In 2015, Moses pleaded guilty to charges of tampering with evidence and forgery, both of which are felonies, and to misdemeanor charges of perjury, stalking, theft under $500, and escape. For these charges, she was placed on probation for seven years, and was also deemed ineligible to vote due to the tampering with evidence charge.
Now, Moses is trying to claim that she believed that her right to vote had been restored, despite having no evidence that the system had granted her those rights back following her felony conviction.
“You tricked the probation department into giving you documents saying you were off probation,” Criminal Court Judge W. Mark Ward said to Moses at her recent hearing.
In court, Moses claimed that she was able to vote again because the corrections department and the county election commission both signed off on her voter registration application in 2019.

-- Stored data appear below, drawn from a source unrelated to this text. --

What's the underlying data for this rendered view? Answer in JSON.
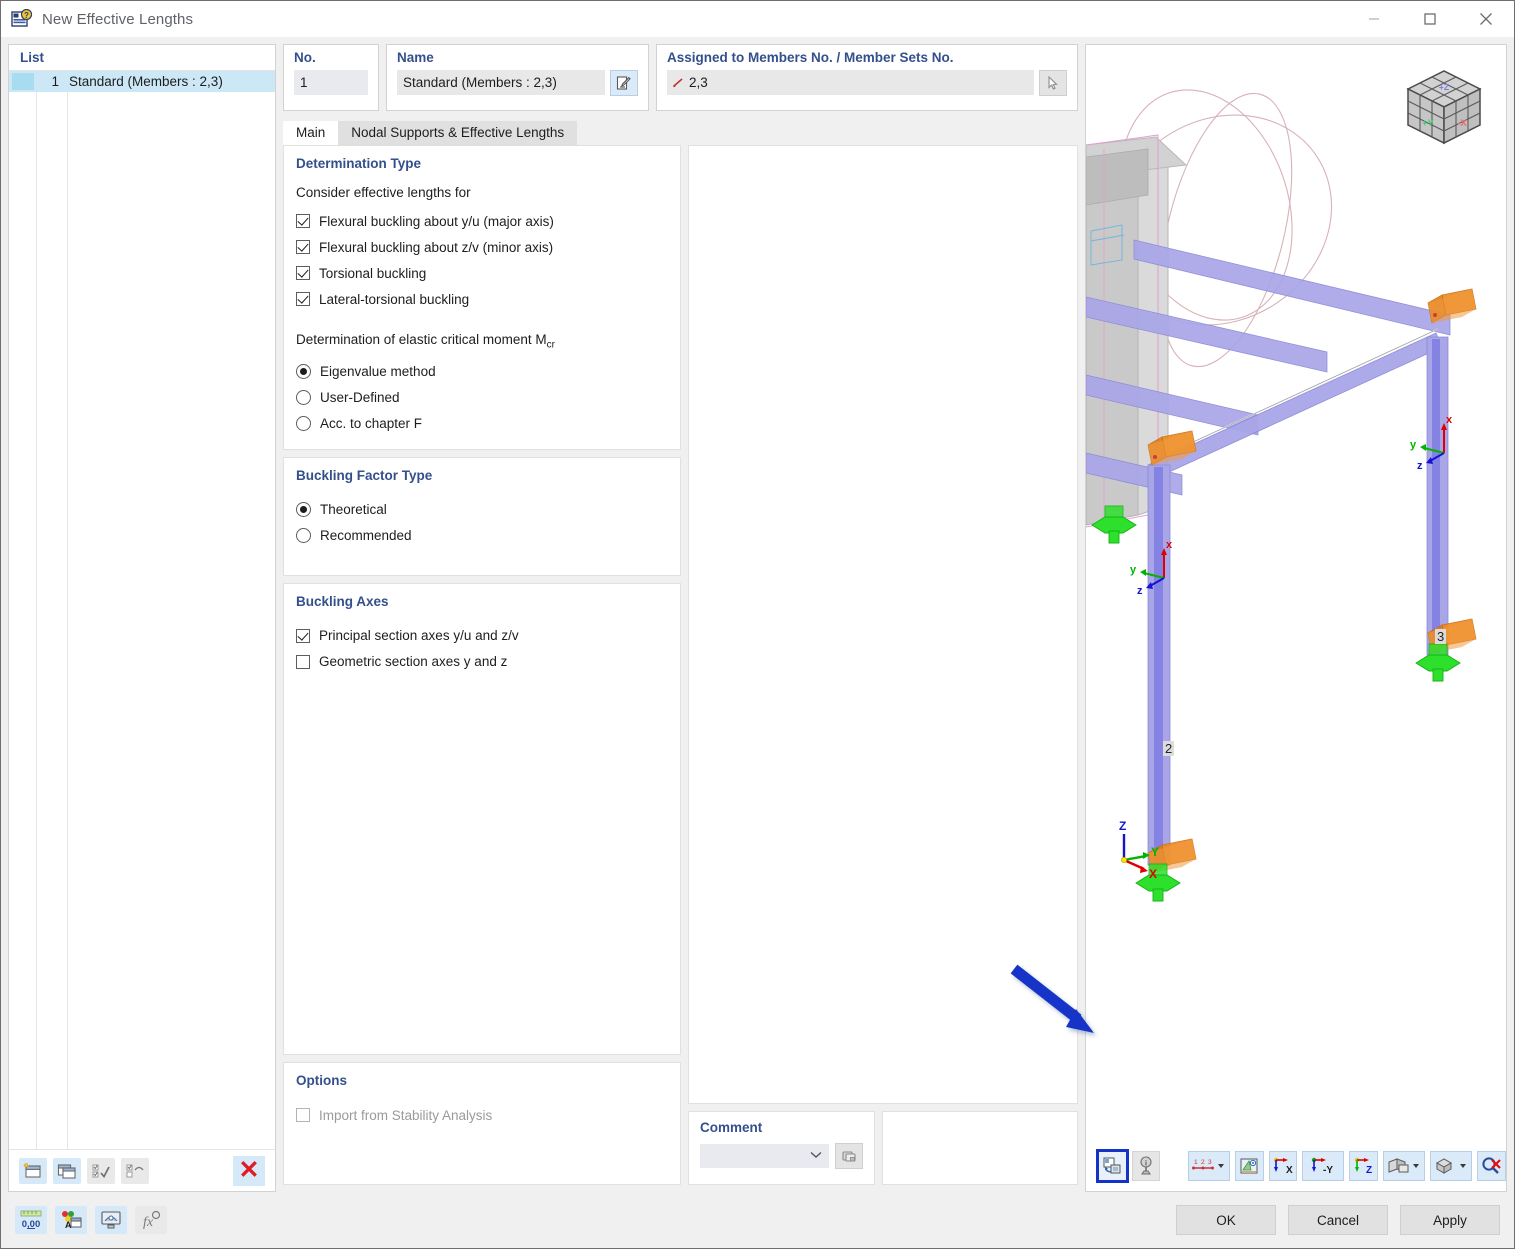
{
  "window": {
    "title": "New Effective Lengths",
    "icon": "app-icon",
    "minimize_label": "–",
    "maximize_label": "□",
    "close_label": "✕"
  },
  "list_panel": {
    "header": "List",
    "rows": [
      {
        "no": "1",
        "label": "Standard (Members : 2,3)",
        "selected": true
      }
    ],
    "toolbar": [
      {
        "name": "new-item-button",
        "glyph": "new"
      },
      {
        "name": "copy-item-button",
        "glyph": "copy"
      },
      {
        "name": "check-all-button",
        "glyph": "check-all"
      },
      {
        "name": "check-options-button",
        "glyph": "check-options"
      },
      {
        "name": "delete-item-button",
        "glyph": "x",
        "label": "✕"
      }
    ]
  },
  "header": {
    "no_label": "No.",
    "no_value": "1",
    "name_label": "Name",
    "name_value": "Standard (Members : 2,3)",
    "name_edit_icon": "edit-pencil-icon",
    "assigned_label": "Assigned to Members No. / Member Sets No.",
    "assigned_value": "2,3",
    "assigned_pick_icon": "pick-cursor-icon"
  },
  "tabs": [
    {
      "label": "Main",
      "active": true
    },
    {
      "label": "Nodal Supports & Effective Lengths",
      "active": false
    }
  ],
  "determination_type": {
    "title": "Determination Type",
    "consider_label": "Consider effective lengths for",
    "checkboxes": [
      {
        "label": "Flexural buckling about y/u (major axis)",
        "checked": true
      },
      {
        "label": "Flexural buckling about z/v (minor axis)",
        "checked": true
      },
      {
        "label": "Torsional buckling",
        "checked": true
      },
      {
        "label": "Lateral-torsional buckling",
        "checked": true
      }
    ],
    "mcr_label": "Determination of elastic critical moment M",
    "mcr_sub": "cr",
    "radios": [
      {
        "label": "Eigenvalue method",
        "selected": true
      },
      {
        "label": "User-Defined",
        "selected": false
      },
      {
        "label": "Acc. to chapter F",
        "selected": false
      }
    ]
  },
  "buckling_factor_type": {
    "title": "Buckling Factor Type",
    "radios": [
      {
        "label": "Theoretical",
        "selected": true
      },
      {
        "label": "Recommended",
        "selected": false
      }
    ]
  },
  "buckling_axes": {
    "title": "Buckling Axes",
    "checkboxes": [
      {
        "label": "Principal section axes y/u and z/v",
        "checked": true
      },
      {
        "label": "Geometric section axes y and z",
        "checked": false
      }
    ]
  },
  "options": {
    "title": "Options",
    "checkboxes": [
      {
        "label": "Import from Stability Analysis",
        "checked": false,
        "disabled": true
      }
    ]
  },
  "comment": {
    "title": "Comment",
    "value": "",
    "placeholder": "",
    "dropdown_icon": "chevron-down-icon",
    "pick_icon": "comment-library-icon"
  },
  "viewport": {
    "member_labels": [
      "2",
      "3"
    ],
    "nav_cube": {
      "face_left": "+Y",
      "face_right": "-X",
      "face_top": "+Z"
    },
    "local_axes": {
      "x": "x",
      "y": "y",
      "z": "z"
    },
    "global_axes": {
      "x": "X",
      "y": "Y",
      "z": "Z"
    },
    "toolbar": [
      {
        "name": "render-mode-button",
        "icon": "render-toggle-icon",
        "selected": true,
        "state": "on"
      },
      {
        "name": "info-marker-button",
        "icon": "info-pin-icon",
        "selected": false,
        "state": "gray"
      },
      {
        "name": "numbering-button",
        "icon": "numbering-icon",
        "selected": false,
        "state": "on",
        "dropdown": true
      },
      {
        "name": "view-angle-button",
        "icon": "view-angle-icon",
        "selected": false,
        "state": "on"
      },
      {
        "name": "view-x-button",
        "icon": "axis-x-icon",
        "label": "X",
        "selected": false,
        "state": "on"
      },
      {
        "name": "view-minus-y-button",
        "icon": "axis-minus-y-icon",
        "label": "-Y",
        "selected": false,
        "state": "on"
      },
      {
        "name": "view-z-button",
        "icon": "axis-z-icon",
        "label": "Z",
        "selected": false,
        "state": "on"
      },
      {
        "name": "display-mode-button",
        "icon": "display-mode-icon",
        "selected": false,
        "state": "on",
        "dropdown": true
      },
      {
        "name": "box-view-button",
        "icon": "box-view-icon",
        "selected": false,
        "state": "on",
        "dropdown": true
      },
      {
        "name": "reset-zoom-button",
        "icon": "reset-zoom-icon",
        "selected": false,
        "state": "on"
      }
    ],
    "colors": {
      "member": "#a9a6e8",
      "member_selected": "#7b79e0",
      "support": "#2ce02c",
      "hinge": "#ef8a22",
      "concrete": "#c9c9c9",
      "guide": "#d7b2b8",
      "axis_x": "#e00000",
      "axis_y": "#00b400",
      "axis_z": "#1414d2"
    }
  },
  "annotation": {
    "arrow_color": "#1434c8",
    "points_to": "render-mode-button"
  },
  "footer": {
    "tools": [
      {
        "name": "units-button",
        "icon": "units-0-00-icon",
        "label": "0,00"
      },
      {
        "name": "colors-button",
        "icon": "color-palette-icon"
      },
      {
        "name": "display-properties-button",
        "icon": "display-properties-icon"
      },
      {
        "name": "formula-button",
        "icon": "fx-icon"
      }
    ],
    "buttons": [
      {
        "name": "ok-button",
        "label": "OK"
      },
      {
        "name": "cancel-button",
        "label": "Cancel"
      },
      {
        "name": "apply-button",
        "label": "Apply"
      }
    ]
  }
}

But, according to reporting from the Washington Post, there was a problem: “The officials who signed off on Moses being eligible to vote acknowledged they made an error in saying her probation was over, meaning her voting rights had not been restored. So when the 44-year-old Black woman submitted the certificate as part of her voter registration, she was charged with trying to illegally register to vote.”
Responding to the conviction, Moses said: “I did not falsify anything. All I did was try to get my rights to vote back the way the people at the election commission told me and the way the clerk did.”
The BLM founder will now serve six years and one day in prison, but her attorney, Bede Anyanwu, told the Washington Post that he plans to appeal her case.
“This case is one about the disparity in sentencing and punishment — and one that shouldn’t have happened,” Anyanwu said. “It’s all very, very disturbing.”